Chobani yoğurtlarının üreticisi Türkiyeli Amerikalı ırkçıların hedefinde..

4 Eylül 2016
Chobani yoğurtlarının üreticisi Türkiyeli Amerikalı ırkçıların hedefinde..

Yılın Dünya Girişimcisi seçilen, Birleşmiş Milletler'den ödül alan Chobani yoğurtlarının sahibi Türkiyeli Hamdi Ulukaya, Donald Trump'ın başkan adaylığını destekleyen ırkçı-milliyetçi ve göçmen düşmanı güçlerin hedefi oldu..
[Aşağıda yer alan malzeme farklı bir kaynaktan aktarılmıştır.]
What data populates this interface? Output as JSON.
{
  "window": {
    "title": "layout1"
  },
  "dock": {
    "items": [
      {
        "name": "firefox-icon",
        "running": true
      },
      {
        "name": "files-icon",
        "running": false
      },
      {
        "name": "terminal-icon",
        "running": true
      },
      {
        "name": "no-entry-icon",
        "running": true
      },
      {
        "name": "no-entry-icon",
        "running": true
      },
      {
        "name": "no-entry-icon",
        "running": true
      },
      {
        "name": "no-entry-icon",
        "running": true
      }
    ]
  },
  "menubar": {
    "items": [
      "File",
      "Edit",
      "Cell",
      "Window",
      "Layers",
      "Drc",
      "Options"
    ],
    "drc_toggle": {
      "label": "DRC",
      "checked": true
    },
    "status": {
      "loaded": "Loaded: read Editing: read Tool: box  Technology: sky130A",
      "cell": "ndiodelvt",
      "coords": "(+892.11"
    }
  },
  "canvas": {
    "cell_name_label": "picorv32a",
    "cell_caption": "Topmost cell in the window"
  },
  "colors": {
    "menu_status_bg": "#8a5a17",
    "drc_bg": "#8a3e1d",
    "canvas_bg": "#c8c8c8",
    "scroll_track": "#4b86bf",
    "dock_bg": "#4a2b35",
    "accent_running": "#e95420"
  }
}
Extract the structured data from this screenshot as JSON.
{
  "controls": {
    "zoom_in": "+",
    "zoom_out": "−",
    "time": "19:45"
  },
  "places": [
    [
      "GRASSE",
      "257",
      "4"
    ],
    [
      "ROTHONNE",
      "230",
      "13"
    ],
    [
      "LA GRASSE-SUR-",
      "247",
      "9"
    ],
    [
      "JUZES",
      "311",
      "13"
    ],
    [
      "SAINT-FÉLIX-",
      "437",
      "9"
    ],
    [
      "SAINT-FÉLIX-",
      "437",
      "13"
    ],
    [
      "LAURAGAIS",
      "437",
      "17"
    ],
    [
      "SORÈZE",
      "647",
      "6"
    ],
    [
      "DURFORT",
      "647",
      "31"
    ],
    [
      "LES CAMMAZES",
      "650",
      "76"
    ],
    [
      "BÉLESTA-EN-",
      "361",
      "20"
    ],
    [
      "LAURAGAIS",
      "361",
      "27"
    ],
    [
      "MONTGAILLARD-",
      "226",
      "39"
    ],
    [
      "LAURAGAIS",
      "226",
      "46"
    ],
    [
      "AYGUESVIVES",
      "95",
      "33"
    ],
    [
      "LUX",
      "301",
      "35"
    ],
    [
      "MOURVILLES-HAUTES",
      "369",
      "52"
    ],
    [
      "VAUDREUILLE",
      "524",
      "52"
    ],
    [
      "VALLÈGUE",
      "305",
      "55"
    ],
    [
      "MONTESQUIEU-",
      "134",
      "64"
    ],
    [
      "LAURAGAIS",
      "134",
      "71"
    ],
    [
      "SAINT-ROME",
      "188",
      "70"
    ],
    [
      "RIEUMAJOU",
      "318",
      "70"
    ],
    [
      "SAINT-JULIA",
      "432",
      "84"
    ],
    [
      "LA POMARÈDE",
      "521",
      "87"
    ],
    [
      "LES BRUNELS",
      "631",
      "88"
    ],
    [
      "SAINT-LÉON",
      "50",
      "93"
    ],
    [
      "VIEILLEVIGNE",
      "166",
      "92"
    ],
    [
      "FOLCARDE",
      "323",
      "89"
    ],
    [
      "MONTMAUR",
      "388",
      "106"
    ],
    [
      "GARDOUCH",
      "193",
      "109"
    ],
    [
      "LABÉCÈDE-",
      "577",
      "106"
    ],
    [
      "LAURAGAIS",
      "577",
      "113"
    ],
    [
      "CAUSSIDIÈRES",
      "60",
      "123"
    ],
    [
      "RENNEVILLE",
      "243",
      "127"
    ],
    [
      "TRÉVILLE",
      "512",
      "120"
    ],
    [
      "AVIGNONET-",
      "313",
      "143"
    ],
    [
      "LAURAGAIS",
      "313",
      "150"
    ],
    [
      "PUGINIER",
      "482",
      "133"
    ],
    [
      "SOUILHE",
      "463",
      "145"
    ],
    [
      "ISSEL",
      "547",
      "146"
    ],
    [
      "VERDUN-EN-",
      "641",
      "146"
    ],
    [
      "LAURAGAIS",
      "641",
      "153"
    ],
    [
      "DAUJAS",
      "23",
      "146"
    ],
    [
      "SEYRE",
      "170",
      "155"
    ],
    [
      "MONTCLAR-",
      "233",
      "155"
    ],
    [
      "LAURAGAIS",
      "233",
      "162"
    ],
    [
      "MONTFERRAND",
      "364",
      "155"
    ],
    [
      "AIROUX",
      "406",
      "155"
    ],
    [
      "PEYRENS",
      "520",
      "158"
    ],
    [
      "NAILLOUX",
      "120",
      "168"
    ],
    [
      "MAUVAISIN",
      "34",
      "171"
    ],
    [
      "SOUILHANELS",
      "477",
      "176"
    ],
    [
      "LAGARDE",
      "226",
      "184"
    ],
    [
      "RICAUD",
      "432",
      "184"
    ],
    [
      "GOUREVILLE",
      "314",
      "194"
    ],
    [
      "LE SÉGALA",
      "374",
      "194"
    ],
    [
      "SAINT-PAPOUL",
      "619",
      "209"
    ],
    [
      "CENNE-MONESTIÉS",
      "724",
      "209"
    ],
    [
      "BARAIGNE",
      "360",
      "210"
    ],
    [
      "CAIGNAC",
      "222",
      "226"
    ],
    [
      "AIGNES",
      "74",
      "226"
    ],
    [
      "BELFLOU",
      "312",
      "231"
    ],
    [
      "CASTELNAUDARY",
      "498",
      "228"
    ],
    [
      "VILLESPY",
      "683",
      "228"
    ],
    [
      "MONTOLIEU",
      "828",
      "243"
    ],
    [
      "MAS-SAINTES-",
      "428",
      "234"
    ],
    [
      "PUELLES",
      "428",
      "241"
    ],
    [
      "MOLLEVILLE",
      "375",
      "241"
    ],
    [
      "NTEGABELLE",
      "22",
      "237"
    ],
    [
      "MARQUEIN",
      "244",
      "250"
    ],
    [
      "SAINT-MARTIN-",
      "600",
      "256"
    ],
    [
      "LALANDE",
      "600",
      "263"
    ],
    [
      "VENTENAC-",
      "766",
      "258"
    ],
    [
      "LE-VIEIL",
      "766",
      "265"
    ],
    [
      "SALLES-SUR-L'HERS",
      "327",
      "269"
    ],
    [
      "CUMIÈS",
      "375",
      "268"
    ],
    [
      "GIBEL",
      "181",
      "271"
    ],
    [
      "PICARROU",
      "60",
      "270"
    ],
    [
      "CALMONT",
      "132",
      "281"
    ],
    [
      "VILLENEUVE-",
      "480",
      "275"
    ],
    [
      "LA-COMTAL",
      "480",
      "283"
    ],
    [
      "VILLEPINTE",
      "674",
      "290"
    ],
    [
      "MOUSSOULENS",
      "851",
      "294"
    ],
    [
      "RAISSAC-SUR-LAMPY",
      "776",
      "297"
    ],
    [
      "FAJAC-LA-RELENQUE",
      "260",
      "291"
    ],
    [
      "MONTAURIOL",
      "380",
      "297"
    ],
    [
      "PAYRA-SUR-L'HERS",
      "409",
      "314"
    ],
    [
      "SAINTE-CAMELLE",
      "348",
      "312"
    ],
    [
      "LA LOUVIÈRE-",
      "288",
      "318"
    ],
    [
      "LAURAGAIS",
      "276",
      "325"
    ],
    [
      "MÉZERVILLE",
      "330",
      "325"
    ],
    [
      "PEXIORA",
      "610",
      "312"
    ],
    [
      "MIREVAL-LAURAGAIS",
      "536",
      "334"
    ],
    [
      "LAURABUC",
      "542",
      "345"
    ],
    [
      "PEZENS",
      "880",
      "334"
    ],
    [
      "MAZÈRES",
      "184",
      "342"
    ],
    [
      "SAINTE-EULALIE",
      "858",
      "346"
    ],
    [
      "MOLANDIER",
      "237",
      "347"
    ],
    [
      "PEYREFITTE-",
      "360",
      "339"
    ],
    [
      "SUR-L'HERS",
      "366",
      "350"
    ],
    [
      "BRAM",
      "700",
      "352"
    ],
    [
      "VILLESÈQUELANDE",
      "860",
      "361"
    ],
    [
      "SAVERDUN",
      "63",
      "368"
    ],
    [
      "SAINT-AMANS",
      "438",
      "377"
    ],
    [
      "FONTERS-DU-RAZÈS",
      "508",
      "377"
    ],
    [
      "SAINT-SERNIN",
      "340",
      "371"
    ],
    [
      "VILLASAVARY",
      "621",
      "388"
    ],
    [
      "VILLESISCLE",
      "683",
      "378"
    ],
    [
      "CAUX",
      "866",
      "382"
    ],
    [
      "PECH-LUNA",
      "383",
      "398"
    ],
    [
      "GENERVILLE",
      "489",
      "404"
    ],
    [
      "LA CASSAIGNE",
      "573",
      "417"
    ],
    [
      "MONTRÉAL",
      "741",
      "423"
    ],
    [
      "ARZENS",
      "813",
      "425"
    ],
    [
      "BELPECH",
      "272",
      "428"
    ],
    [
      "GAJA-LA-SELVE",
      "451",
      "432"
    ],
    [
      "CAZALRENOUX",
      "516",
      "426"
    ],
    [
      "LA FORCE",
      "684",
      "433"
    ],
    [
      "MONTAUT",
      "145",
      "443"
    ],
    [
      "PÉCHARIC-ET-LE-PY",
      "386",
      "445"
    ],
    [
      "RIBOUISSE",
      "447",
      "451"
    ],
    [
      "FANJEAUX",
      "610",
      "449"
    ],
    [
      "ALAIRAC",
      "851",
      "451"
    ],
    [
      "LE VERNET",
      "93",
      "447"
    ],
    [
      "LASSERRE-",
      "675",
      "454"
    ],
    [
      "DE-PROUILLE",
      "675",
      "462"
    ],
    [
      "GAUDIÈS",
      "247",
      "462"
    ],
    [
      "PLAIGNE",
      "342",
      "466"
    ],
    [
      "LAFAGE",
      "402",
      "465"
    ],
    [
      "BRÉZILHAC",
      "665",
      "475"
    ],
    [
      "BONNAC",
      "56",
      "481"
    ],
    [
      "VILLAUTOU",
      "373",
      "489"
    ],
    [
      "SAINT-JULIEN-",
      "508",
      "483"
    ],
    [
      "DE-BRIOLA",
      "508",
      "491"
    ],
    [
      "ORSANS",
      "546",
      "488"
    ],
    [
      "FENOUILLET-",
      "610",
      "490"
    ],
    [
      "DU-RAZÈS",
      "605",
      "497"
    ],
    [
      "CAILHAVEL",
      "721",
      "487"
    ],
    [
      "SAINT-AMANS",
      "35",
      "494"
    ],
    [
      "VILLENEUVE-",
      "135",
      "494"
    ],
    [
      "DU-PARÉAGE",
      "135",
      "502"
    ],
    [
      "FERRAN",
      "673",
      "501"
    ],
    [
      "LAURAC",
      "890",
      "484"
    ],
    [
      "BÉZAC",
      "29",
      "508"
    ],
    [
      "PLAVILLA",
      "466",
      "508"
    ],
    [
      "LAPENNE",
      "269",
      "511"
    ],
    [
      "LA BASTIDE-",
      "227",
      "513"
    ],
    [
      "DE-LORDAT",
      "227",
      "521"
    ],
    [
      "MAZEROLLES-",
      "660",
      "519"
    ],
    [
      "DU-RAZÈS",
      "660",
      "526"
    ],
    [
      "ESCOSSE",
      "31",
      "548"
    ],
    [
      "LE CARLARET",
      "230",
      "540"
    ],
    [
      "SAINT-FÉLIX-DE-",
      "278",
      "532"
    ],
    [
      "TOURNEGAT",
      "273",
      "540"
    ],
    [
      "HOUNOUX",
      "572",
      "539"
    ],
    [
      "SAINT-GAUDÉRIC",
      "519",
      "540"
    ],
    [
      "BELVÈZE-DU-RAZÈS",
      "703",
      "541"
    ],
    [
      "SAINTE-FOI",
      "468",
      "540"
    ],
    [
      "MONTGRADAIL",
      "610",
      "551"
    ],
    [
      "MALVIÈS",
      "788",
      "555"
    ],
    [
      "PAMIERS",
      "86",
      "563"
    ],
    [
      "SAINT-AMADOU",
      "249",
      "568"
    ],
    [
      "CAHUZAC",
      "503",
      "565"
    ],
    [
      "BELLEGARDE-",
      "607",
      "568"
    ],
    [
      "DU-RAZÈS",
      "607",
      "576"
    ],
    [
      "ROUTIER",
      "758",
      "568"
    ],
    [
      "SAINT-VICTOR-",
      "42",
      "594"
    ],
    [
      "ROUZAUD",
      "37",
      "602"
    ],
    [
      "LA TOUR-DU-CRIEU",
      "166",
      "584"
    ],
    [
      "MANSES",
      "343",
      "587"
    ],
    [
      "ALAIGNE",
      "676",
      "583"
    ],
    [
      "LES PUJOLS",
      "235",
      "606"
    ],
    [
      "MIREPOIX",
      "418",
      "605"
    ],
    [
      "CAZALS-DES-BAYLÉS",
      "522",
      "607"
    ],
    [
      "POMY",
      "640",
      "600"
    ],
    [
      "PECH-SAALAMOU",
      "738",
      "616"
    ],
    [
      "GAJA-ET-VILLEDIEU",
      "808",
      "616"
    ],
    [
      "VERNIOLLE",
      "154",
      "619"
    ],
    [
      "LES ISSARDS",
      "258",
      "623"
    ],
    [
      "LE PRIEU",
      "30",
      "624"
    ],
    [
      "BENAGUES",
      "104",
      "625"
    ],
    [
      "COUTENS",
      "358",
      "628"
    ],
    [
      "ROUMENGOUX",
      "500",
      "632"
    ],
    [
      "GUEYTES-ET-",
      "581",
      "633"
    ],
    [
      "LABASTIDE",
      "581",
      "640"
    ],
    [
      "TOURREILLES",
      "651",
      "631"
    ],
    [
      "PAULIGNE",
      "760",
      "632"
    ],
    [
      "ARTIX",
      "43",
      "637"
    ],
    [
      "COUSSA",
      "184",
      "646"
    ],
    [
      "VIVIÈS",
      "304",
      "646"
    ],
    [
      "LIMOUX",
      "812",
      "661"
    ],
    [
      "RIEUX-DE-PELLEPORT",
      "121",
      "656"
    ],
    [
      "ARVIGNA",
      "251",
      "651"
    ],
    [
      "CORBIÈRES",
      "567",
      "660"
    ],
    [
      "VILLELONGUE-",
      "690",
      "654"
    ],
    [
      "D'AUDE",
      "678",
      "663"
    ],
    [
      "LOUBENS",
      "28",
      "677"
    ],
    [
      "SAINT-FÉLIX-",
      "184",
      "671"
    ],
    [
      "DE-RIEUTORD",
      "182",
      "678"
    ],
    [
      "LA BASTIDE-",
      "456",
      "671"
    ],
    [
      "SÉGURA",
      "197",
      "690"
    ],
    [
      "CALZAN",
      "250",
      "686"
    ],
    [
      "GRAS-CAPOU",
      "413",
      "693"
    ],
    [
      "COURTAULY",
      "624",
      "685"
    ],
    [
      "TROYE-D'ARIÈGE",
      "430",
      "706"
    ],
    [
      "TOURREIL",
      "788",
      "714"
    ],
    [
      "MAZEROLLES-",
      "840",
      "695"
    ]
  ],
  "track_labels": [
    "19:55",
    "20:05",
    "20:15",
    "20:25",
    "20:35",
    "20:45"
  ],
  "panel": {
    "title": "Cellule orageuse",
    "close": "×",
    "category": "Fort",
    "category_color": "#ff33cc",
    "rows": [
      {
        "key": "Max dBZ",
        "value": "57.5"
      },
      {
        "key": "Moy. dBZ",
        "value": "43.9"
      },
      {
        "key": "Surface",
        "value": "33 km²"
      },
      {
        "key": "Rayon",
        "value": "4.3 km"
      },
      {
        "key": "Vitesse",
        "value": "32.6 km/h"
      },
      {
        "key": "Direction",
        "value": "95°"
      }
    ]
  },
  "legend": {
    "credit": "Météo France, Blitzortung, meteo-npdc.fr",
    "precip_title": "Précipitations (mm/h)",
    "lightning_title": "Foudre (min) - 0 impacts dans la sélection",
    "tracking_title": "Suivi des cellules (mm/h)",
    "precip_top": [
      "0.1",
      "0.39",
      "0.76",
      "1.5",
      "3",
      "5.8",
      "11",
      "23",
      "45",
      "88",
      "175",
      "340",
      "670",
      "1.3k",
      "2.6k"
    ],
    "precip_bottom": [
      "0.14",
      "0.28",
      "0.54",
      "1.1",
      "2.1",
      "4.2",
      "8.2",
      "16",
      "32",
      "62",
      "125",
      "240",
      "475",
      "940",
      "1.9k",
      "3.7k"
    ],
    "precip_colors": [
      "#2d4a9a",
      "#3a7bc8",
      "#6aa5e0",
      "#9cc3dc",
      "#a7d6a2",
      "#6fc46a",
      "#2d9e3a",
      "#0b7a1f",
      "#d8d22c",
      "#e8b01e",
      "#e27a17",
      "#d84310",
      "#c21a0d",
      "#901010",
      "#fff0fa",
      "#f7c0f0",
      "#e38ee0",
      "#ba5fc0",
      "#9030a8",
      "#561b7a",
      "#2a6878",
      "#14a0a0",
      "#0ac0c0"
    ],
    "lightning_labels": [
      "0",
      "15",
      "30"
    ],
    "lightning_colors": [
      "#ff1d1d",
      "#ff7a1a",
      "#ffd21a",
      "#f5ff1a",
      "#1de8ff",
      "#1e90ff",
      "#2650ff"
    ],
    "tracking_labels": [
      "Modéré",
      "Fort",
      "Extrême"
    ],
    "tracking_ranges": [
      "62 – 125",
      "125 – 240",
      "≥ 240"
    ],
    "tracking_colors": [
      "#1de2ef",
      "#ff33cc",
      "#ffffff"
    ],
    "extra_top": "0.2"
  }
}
The Daily Beast'in yazarlarından James Kırchck, Donald Trump'ı destekleyen beyaz-ırkçıların karalma kampanyasını yazdı. Kampanya, Chobani'nin yoğurt fabrikasında çalışanların yüzde-30'unu göçmenlerden oluşturması üzerine odaklanarak, beyaz işçileri göçmen işçilere karşı kışkırtmayı hedefliyor. Diğer bir neden de, Chobani yoğurtlarının sahibi Hamdi Ulukaya'nın bu uygulamayı özel sektöre önermiş olması.

James Kırchick'in haber yorumu şöyle:

Chobani yoğurtlarının sahibi Hamdi Ulukaya çok başarılı bir kapitalist. Peki aşırı-sağcı standartlara göre hatası ne? Müslüman mültecilere iş veriyor olması.

Hamdi Ulukaya’nın hikayesi, örnek gösterilecek bir Amerikan göçmen başarı anlatısı.

2005’te, Türkiye doğumlu Kürt girişimci, New York eyaletinin kuzeyinde ıskartaya çıkmış bir Kraft fabrikasını, Küçük İşletmeler Yönetimi’nden (Small Business Administration) aldığı 800 bin dolarlık kredi ile satın aldı. Birkaç sene içerisinde, Chobani şirketi birkaç arabalık yoğurdu Long Island’daki bir süpermarkette satmaktan, yıllık geliri 1,5 milyar doları geçen bir şirket ve ülkenin en çok satan yoğurt markası haline geldi.

İki binin üzerinde kişiye asgari ücretin üstünde ve sigortalı olarak doğrudan iş vermenin yanında, şirket her gün Amerikan çiftliklerinden 2 milyon kiloya yakın süt satın alıyor.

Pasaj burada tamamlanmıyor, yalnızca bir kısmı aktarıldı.